The Phoenician coastal city of Tyre, in modern Lebanon, became a particularly important coin producer because the silver in its shekels was exceptionally pure, and so they became the coin of choice for paying the half shekel Temple tribute obligatory for Jewish men. The solicitation of this tax even forms the basis for one of Jesus’ miracles, which begins with tax collectors visiting him and Peter on the Sea of Galilee demanding that tribute be paid (Matthew 17:27). They have no money, so Jesus tells Peter to throw a line into the sea and to open the mouth of the first fish he catches. Peter obeys and finds a shekel, translated into “stater” for the Greek-speaking readers of the New Testament, in the mouth of the fish.

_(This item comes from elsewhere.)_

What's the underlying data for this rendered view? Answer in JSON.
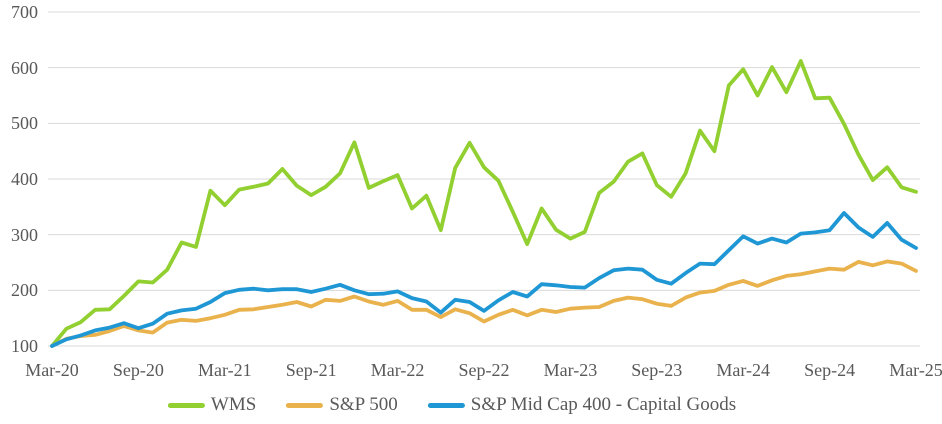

The First Jewish Revolt of A.D. 65 to 70 transformed the shekel into a potent symbol of political defiance. The rebels minted shekels, half-shekels and quarter-shekels in Jerusalem during the war. Featuring the Omer cup and three pomegranates, their imagery was closely related to Jewish religious practice. Significantly, these were the first coins specifically to have the denomination “shekel” inscribed upon them.
In coinage terms, the shekel’s story might have ended in A.D. 70 with the defeat of the rebels and fall of Jerusalem to the Romans. Yet it received an unexpected 20th century revival with the announcement, in 1969, by Israel that its greatly devalued Israeli pound was to be replaced by the shekel, or sheqel. New notes and coins finally appeared in 1980.
As Israel’s finance minister said, by adopting the sheqel Israel was “returning to its roots.” The new coins even featured the Omer cup in reference to the shekels of the First Jewish Revolt. Its revival as a currency in the 20th century provides perhaps an odd coda for a term that came into existence 5,000 years ago, but it reflects the shekel’s multilayered history: beginning as a practical solution to help standardize accounting, it developed into a symbolic representation of historic continuity for the people of Israel.